My favorite patriot is Abigail Adams and the HBO series, John Adams, is a must see. The mini-series was filmed without sprucing it up–in other words, without cleaning up the Adams’ farm. Abigail is seen doing the typical farm chores, with dirt on her apron and under her fingernails. As I watched her work, my mind conjured up images of the women that worked on this farm.

Abigail served as an advisor to John as well. He often sought her wise counsel and often she gave him unsolicited guidance. On this Patriot’s Day, here is an excerpt from Abigail’s March 31st, 1775 letter to John:

I long to hear that you have declared an independancy-and by the way in the new Code of Laws which I suppose it will be necessary for you to make I desire you would Remember the Ladies, and be more generous and favourable to them than your ancestors. Do not put such unlimited power into the hands of the Husbands. Remember all Men would be tyrants if they could. If perticuliar care and attention is not paid to the Laidies we are determined to foment a Rebelion, and will not hold ourselves bound by any Laws in which we have no voice, or Representation.

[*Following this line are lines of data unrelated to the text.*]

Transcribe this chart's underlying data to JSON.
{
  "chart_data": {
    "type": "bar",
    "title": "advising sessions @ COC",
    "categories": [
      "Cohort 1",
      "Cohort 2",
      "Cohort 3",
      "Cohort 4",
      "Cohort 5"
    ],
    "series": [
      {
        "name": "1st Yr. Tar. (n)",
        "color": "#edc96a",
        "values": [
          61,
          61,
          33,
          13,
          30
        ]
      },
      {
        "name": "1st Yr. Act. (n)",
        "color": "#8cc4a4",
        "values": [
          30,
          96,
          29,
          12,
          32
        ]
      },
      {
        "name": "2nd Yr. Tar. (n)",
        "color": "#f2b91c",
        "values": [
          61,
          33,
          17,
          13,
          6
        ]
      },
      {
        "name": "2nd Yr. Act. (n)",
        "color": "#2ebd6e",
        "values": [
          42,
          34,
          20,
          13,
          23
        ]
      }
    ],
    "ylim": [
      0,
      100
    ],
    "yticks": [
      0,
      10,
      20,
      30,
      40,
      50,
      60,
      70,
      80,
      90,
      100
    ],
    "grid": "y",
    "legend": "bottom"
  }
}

And from the same letter, new advice for me on the coming of spring:

I feel very differently at the approach of spring to what I did a month ago. We knew not then whether we could plant or sow with safety, whether when we had toild we could reap the fruits of our own industery, whether we could rest in our own Cottages, or whether we should not be driven from the sea coasts to seek shelter in the wilderness, but now we feel as if we might sit under our own vine and eat the good of the land.

Text from:  L.H. Butterfield, editor, Adams Family Correspondence, (Belknap Press of Harvard University Press, 1963-1993), vol.1: pp. 369-371.